1−6 調査結果の概要

平成8年度に実施した文献調査,空中写真判読及び地表地質踏査のいずれの調査結果によっても,双葉断層は,その北部区間の原町市大原以北の10数km間においてのみ,後期更新世以降におけ活動が示唆され,そのうち相馬市遠藤付近から鹿島町橲原に至る間においては低位段丘面あるいはその堆積物に変位を与えていることが確認された。一方,双葉断層の南部区間については,少なくとも原町市大谷以南においては,中位段丘面及び低位段丘面には変位・変形は認められないことが確認され,双葉断層の後期更新世における活動がないことを示す地形・地質的データが得られた。

さらに,平成8年度には,双葉断層の北部区間でピット調査結果が実施され,鹿島町栃窪における双葉断層の最新活動時期は,約3000y.B.P.以降であることが確認され,そのうち約2500y.B.P.以降で,約1000y.B.P.以前である可能性が高いことが明らかとなった。

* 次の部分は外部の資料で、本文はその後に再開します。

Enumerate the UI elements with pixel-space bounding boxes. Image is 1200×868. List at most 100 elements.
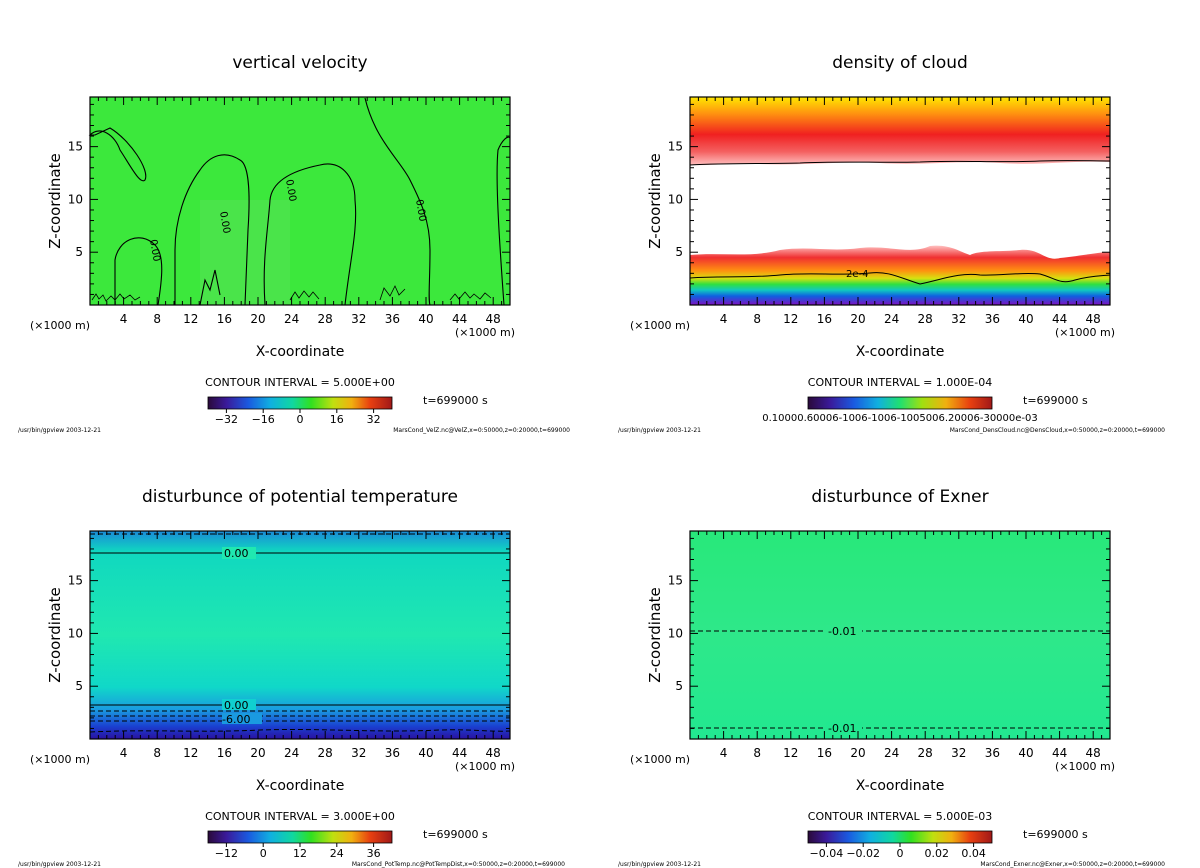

本年度においては,平成8年度調査結果を参考にして,双葉断層の北部区間において,ボーリング調査・トレンチ調査等を実施した。その結果,双葉断層の北部区間における最新活動時期は約3000y.B.P.以降,約1000y.B.P.以前であることが確実であり,そのうち約2000y.B.P.前後である可能性が高く, その一回前の活動時期は, 栃窪において約 12000y.B.P.以降, 約9500y.B.P.以前である可能性が高いことが明らかとなった。このことから, 双葉断層の北部区間における活動周期は約7500年〜約 10000年となる。また, 上記の最新活動及びその一回前の活動における鉛直方向の単位変位量は0.5m〜0.65m 程度であることが確認され, この値と活動周期とから, 鉛直方向の平均変位速度は, 0.05m/10年〜0.087m/10年と算出される。